Both of those sites, however, were on the wrong side of a ridge line through that part of the county and they drained away from Greensboro toward High Point’s reservoir.

So the evidence to date “seems to be pointing toward the airport,” said Ken Carter, assistant director of the county Department of Public Health.

“But we really don’t have enough information yet to make a full assessment,” he said.

PFOS is challenging to trace because “it’s water soluble and capable of moving readily through the soil,” Carter said.

By asking around and checking official records, Borchers’ team identified a dozen spots at or near the airport where firefighters might have used PFOS-containing foam either in training or actual emergencies.

In addition to training sites, the list included reported sites of highway wrecks involving fuel tankers, other industrial fires and spills.

"Right now, we know an event occurred there, we don't know the magnitude," Borchers said of the sites.

In their next phase of study, the city officials plan to check the water quality in test wells that have been drilled in the area. They also will gather soil samples to test for PFOS contamination in the ground.

And in the coming months, the team will expand its search to the Reedy Fork watershed on the airport’s western perimeter and several other areas that they have yet to check out, he said.

Class B foam

The city fire department does not operate on airport grounds. And the Greensboro department has not run practice drills elsewhere using actual foam in recent years, partly because of the expense, Robinson said.

The city fire department still has foam containing PFOS, but it is gradually switching to an alternate blend that uses another foaming agent, he said.

Fire trucks are required to carry a certain amount of firefighting foam on board because it is so useful in “Class B” fires that involve fuel and other flammable liquids, Robinson said. But such fires are only one of several major types that city fire crews regularly confront, he said.

“The time we would use a Class B foam would be if a car caught on fire and gasoline was spilling everywhere,” Robinson said.

By contrast, PTI operates its own fire department that is required by the Federal Aviation Administration to regularly test its foam-spraying proficiency using the real thing, knowing that many emergencies at the airport might require foam to knock down or prevent a fire involving aviation fuel.
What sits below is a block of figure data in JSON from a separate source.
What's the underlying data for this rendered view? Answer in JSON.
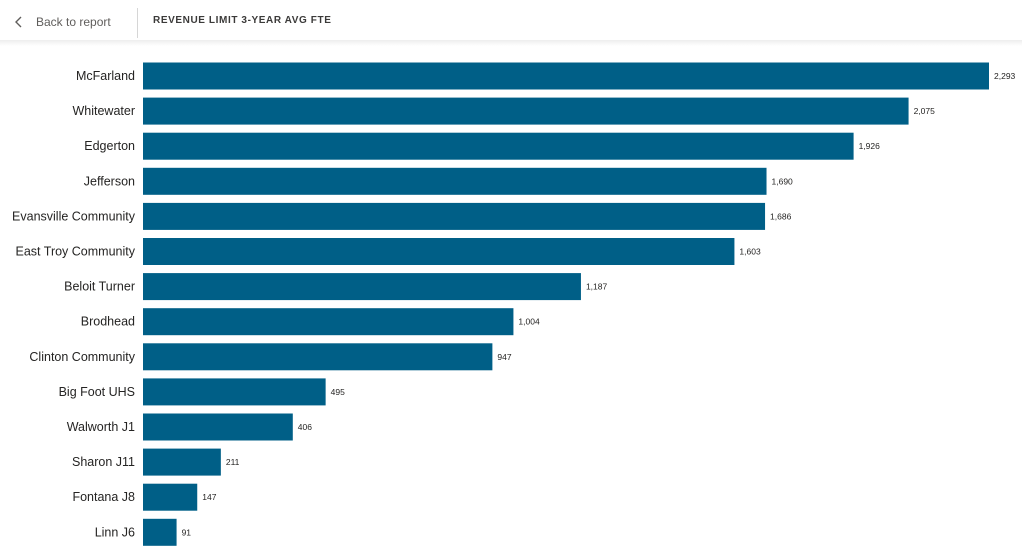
{
  "header": {
    "back_label": "Back to report",
    "title": "REVENUE LIMIT 3-YEAR AVG FTE"
  },
  "colors": {
    "bar": "#005f87",
    "label": "#252423",
    "data_label": "#252423"
  },
  "chart_data": {
    "type": "bar",
    "orientation": "horizontal",
    "title": "REVENUE LIMIT 3-YEAR AVG FTE",
    "categories": [
      "McFarland",
      "Whitewater",
      "Edgerton",
      "Jefferson",
      "Evansville Community",
      "East Troy Community",
      "Beloit Turner",
      "Brodhead",
      "Clinton Community",
      "Big Foot UHS",
      "Walworth J1",
      "Sharon J11",
      "Fontana J8",
      "Linn J6"
    ],
    "values": [
      2293,
      2075,
      1926,
      1690,
      1686,
      1603,
      1187,
      1004,
      947,
      495,
      406,
      211,
      147,
      91
    ],
    "data_labels": [
      "2,293",
      "2,075",
      "1,926",
      "1,690",
      "1,686",
      "1,603",
      "1,187",
      "1,004",
      "947",
      "495",
      "406",
      "211",
      "147",
      "91"
    ],
    "xlim": [
      0,
      2293
    ],
    "grid": false,
    "legend": "none"
  }
}
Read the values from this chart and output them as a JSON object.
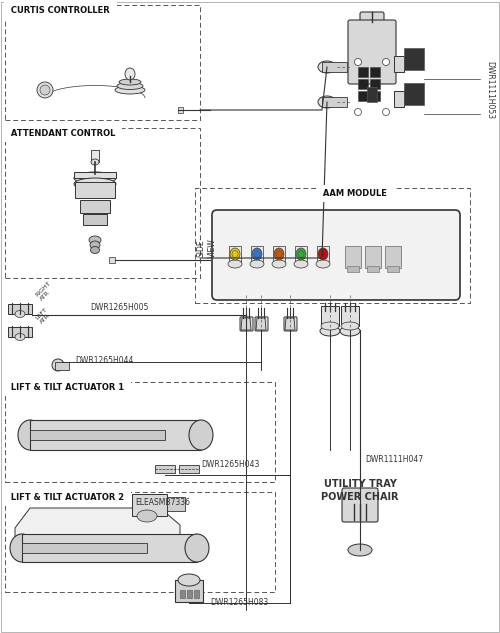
{
  "bg_color": "#ffffff",
  "lc": "#333333",
  "lc_dark": "#222222",
  "labels": {
    "curtis": "CURTIS CONTROLLER",
    "attendant": "ATTENDANT CONTROL",
    "aam": "AAM MODULE",
    "lift1": "LIFT & TILT ACTUATOR 1",
    "lift2": "LIFT & TILT ACTUATOR 2",
    "power_chair_1": "POWER CHAIR",
    "power_chair_2": "UTILITY TRAY",
    "dwr1265h005": "DWR1265H005",
    "dwr1265h044": "DWR1265H044",
    "dwr1265h043": "DWR1265H043",
    "dwr1111h047": "DWR1111H047",
    "dwr1265h083": "DWR1265H083",
    "dwr1111h053": "DWR1111H053",
    "eleasmb7336": "ELEASMB7336"
  },
  "connector_colors": [
    "#e8c800",
    "#3377cc",
    "#cc5500",
    "#33aa33",
    "#cc0000"
  ],
  "grey_connector_colors": [
    "#aaaaaa",
    "#aaaaaa",
    "#aaaaaa"
  ],
  "font_size_small": 5.5,
  "font_size_med": 6.5,
  "font_size_label": 7.5
}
PTI director Baker said he and other airport officials “consider it very important to be protective of the natural environment around the airport.”

“If there are best practices that they recommend, then we would work with them provided that it doesn’t impact airport safety,” Baker said of the city’s water managers.

Borchers said he understands that PTI uses relatively small amounts of the foam in its annual, FAA-required runway drill. And he said the test site drains to Brush Creek, which flows into an arm of Lake Brandt where PFOS levels have been comparatively low.
Private contractors

Effective cleanup is possible. For example, when city fire crews use foam in an actual emergency, the fire department does its best to trap the filmy liquid nearby along with any remaining fuel residue, Robinson said.

Firefighters then leave the rest to an environmental cleanup crew, usually a private contractor who removes the remaining foam, fuel and other contaminants under the supervision of Guilford’s health department, he said.

“They want the environment put back the way it was prior to the incident,” Robinson said of health officials.

Drew and Borchers say they believe it will take about six months to complete their work, including sampling wells around the airport and adequately studying the Reedy Fork watershed.

They are testing water quality at a total of 19 sites in that part of the county, recently closing out six checkpoints to PTI’s eastern side so they can add that many on the western side.

It would be great if they could track down one or more sources for most or all of the PFOS and eliminate the problem right there, Drew said.

The other option is adding new equipment to the Mitchell plant that can screen out PFOS and a number of similar compounds, which could be costly.

City officials probably will pursue both strategies, Drew said.

“It’s likely we’ll budget for it,” he said of the additional filtration equipment. “I think we need to have that secondary safeguard in place.”